TESTA (SNAMI): «A RISCHIO ASSISTENZA SANITARIA SE MMG CONTAGIATI» – Anche Angelo Testa, presidente nazionale del sindacato Snami, esprime più di una perplessità nell’effettuazione dei tamponi negli studi per l’alto rischio di contagio e critica duramente l’imposizione: «Invito Silvestro Scotti a ripensarci e ritirare la sua firma dall’Acn che di fatto sancisce l’obbligo, pena la decadenza della convenzione per i medici di base». E Domenico Salvago, vicepresidente Snami aggiunge: «Statisticamente, l’8-14% dei tamponi può avere esito positivo. I medici di base potrebbero diventare dei contatti e dovrebbero interrompere temporaneamente la professione. Chi continua a erogare assistenza sanitaria ai nostri assistiti? Possibile che non possa prevalere il buon senso e il saper tornare indietro?».

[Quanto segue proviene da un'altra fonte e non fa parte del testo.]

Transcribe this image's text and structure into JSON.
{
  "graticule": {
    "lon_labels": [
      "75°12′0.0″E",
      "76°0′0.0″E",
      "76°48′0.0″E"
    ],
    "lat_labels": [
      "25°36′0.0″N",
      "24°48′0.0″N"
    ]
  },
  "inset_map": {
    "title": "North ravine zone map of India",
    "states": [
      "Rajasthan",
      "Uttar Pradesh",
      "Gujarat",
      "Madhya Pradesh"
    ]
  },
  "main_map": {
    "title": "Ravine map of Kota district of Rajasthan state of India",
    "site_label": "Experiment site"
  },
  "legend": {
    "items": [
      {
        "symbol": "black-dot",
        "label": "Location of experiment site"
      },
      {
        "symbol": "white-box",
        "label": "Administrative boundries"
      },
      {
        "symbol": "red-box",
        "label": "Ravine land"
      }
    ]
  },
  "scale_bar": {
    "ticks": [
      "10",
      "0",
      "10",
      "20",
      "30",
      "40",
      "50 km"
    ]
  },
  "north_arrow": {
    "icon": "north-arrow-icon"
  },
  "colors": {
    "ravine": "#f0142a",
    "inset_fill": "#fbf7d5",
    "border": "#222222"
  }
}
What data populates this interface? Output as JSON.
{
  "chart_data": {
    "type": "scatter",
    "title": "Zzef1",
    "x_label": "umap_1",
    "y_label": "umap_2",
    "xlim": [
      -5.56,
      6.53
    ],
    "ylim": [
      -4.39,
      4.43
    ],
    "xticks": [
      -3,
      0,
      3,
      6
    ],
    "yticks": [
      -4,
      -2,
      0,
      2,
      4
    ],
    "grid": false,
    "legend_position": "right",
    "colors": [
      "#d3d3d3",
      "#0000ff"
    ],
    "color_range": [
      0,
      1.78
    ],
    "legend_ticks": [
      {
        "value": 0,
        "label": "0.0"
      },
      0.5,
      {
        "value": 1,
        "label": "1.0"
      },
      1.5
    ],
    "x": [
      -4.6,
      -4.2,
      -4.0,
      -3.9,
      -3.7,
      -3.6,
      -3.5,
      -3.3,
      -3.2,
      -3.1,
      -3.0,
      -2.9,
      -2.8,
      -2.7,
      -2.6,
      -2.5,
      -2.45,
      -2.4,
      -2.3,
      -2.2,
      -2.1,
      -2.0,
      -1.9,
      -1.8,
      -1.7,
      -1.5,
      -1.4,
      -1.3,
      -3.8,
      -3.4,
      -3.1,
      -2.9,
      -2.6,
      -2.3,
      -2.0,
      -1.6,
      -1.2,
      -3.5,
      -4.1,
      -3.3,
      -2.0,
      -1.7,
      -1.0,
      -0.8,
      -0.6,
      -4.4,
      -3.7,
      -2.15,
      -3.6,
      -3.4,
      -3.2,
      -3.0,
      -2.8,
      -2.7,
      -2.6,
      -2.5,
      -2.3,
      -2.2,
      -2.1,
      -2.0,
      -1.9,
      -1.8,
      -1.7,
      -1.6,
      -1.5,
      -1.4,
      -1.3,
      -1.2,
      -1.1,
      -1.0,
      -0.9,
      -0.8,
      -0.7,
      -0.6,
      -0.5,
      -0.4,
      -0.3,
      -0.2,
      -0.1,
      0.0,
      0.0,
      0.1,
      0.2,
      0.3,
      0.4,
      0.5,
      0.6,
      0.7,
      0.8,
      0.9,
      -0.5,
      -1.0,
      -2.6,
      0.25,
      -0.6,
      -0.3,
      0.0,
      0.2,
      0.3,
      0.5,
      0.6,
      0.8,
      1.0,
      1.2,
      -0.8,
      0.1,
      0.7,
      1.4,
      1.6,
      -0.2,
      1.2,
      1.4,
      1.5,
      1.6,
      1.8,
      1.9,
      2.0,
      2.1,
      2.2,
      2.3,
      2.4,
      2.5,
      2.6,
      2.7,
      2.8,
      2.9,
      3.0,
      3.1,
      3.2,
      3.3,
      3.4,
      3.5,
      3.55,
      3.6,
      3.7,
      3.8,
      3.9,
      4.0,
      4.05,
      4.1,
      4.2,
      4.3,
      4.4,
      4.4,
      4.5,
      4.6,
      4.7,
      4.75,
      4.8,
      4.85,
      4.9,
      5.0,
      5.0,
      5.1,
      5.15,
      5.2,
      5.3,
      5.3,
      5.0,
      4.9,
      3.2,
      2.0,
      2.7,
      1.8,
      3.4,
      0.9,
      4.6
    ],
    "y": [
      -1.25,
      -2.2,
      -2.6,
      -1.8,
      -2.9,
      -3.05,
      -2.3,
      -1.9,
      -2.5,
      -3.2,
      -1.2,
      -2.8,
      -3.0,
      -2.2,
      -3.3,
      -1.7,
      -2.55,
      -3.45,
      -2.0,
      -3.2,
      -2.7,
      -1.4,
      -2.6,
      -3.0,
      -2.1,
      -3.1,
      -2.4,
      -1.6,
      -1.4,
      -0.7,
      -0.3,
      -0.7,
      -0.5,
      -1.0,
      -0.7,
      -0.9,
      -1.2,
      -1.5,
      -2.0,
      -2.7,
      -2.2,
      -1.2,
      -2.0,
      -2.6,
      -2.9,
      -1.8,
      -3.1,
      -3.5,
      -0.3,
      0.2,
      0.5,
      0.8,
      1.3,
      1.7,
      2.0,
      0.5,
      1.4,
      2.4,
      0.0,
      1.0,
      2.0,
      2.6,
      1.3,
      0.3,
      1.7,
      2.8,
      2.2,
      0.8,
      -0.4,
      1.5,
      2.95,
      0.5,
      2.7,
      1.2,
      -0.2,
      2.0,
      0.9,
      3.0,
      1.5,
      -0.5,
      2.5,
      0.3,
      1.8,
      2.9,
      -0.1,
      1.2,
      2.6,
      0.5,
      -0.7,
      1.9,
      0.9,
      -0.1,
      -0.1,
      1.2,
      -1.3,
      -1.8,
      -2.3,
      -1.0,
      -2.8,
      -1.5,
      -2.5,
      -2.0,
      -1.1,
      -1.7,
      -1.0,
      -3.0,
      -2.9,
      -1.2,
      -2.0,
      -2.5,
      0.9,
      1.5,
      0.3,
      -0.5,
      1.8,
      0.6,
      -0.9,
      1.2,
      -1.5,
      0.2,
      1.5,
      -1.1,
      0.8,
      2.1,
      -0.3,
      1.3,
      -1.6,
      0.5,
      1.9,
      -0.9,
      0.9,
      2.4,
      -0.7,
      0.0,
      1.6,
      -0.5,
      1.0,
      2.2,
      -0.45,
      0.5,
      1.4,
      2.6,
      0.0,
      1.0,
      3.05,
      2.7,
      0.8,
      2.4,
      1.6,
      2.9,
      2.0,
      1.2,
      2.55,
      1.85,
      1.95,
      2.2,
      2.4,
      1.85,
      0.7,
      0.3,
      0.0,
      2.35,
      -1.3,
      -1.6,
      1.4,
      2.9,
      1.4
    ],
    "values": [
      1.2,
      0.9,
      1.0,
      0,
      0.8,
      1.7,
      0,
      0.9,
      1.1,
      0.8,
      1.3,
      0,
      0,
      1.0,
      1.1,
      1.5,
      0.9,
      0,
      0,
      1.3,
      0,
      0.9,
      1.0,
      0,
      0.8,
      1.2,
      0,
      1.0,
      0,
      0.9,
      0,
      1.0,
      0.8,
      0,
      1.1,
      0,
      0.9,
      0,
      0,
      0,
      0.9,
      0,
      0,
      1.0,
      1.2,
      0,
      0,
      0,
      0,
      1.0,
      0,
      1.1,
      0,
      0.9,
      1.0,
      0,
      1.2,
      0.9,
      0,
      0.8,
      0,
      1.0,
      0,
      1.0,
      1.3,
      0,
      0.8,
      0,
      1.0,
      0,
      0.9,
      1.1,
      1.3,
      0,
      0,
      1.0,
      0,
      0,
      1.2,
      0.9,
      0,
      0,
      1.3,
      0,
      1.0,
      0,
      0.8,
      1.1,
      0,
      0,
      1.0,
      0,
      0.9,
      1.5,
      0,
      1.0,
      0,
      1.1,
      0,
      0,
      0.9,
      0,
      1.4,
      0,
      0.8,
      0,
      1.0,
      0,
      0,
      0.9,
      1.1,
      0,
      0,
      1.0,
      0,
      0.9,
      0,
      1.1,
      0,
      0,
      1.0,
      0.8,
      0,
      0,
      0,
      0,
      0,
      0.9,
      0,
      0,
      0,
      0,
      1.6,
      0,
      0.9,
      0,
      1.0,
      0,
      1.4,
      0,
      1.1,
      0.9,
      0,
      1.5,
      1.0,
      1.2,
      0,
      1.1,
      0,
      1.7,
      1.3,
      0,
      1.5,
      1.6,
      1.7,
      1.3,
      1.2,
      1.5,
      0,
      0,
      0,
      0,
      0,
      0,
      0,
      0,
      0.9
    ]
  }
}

SCOTTI (FIMMG): «STRUMENTALIZZAZIONE DELLA FIRMA DI CHI GETTA BENZINA SUL FUOCO» – La Fimmg, dal canto suo, sostiene di essersi caricata sulle spalle “una scelta difficile, impopolare, di difficile comprensione, faticosa, facile obiettivo dell’attacco di altre organizzazioni – si legge nella mozione finale del Consiglio nazionale Fimmg riunitosi il 31 ottobre, approvata con il 97% dei voti a favore – pur di mantenere viva la negoziazione la contrattazione sindacale nazionale e rifiutando meccanismi quali l’imposizione per decreto, per ordine di servizio o per precettazione che auspichiamo non verranno adottate anche nei nostri confronti”. La Fimmg smentisce “la strumentalizzazione della firma dell’ACN di chi, approfittando del grave disagio in cui i medici lavorano, getta benzina sul fuoco attraverso messaggi falsi e fuorvianti, finalizzati solo per fare cassetta sindacale sulla pelle dei medici e dei cittadini”. E precisa che “i tamponi rapidi previsti dal contratto riguardano i contatti stretti, gli asintomatici, al decimo giorno dal contatto a rischio”, e si possono realizzare “modelli organizzativi, anche con il coinvolgimento della continuità assistenziale, dell’emergenza sanitaria territoriale e della medicina dei servizi, per l’esecuzione dei tamponi in sicurezza, in locali dedicati, da parte di chi possa dedicarvisi senza gravare su una attività assistenziale caratterizzata da un impegno quotidiano senza precedenti”.